Corporate profits have grown strongly.  Private non-financial corporations gross operating surplus rose 0.7%q/q and 9.7%y/y. Financial corporations GOS rose 1.4%q/q and 6.2%y/y. Mining was the main contributor to profit growth, driven by higher production and strength in commodity prices, even as the AUD has fallen.  Total mining investment is expected to fall further as larger LNG projects are completed, but other mining investment is now recovering.

Strong income growth is helping improve the government budget and support government spending and underpin private sector investment growth.


Public infrastructure missing

The RBA often cites strong growth in public infrastructure spending as a support to growth, including non-mining private sector investment, although this was not born out in the GDP report. Public investment has flattened out in the last 18-months (flat q/q, -8.1%y/y contributing -0.5%y/y).  However, this data is volatile; the construction work done report released two weeks ago showed public sector work done rose 2.5%q/q, 17.2%y/y.


Australian economy normalising

The bottom line is that the Australian economy is on the road to normalization.  GDP has been growing above trend and may continue to do so.  There is slack in the labour market, and wages growth is below that needed to return inflation sustainably to target, but unemployment is falling.  At 5.3% in July, it is the lowest since 2012 and getting close to historical perceptions of full-employment (NAIRU) around 5%.  However, broader measures of under-employment suggest that there is still considerable slack in the labour market.

International experience suggests that the labour market may have to tighten much more and sustainably to generate more significant wage growth, but the RBA appears quietly hopeful that Australia will be different.  RBA Governor Lowe said on Wednesday that, “Firms are currently reporting a record number of job vacancies and increasingly telling us that it is hard to find workers with the right skills.

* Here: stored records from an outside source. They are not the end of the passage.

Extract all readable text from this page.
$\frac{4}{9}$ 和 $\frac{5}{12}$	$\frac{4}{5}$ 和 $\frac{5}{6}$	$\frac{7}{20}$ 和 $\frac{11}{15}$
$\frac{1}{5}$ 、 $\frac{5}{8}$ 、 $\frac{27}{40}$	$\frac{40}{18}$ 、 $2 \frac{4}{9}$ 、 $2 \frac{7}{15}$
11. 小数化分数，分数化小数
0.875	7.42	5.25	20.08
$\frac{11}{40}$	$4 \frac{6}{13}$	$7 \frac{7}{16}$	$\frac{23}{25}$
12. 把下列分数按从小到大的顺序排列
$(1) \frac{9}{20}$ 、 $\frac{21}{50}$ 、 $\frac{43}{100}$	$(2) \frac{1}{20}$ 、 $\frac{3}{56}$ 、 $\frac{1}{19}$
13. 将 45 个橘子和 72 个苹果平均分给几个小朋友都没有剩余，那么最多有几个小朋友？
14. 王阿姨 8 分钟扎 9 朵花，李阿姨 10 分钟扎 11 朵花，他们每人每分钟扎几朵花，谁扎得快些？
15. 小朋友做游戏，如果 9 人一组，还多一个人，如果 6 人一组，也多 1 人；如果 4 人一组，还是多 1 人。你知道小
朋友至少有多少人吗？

One way of dealing with this increasing tightness in the labour market is, of course, to lift wages.”


Australian Commodity export prices hold up

The risks to global growth may be coming through in copper and other base metals, but it hasn’t affected much iron ore, coal and LNG that are the primary export commodities from Australia.  Oil prices remain elevated, underpinning LNG.  Australia may even be placed to benefit from a US-China trade war, turning China more towards Australia for LNG.  Australian coal export prices are solid, especially thermal coal used for electricity generation, boosted by China’s environmental protection policy.

Notwithstanding slower growth in China, its steel production remains strong, steel prices have increased this year, and iron ore prices are relatively stable.

As such, even though risks to global growth and China’s growth may be dampening the AUD, its commodity prices have held up, helping to generate stronger income and underpin economic growth in Australia.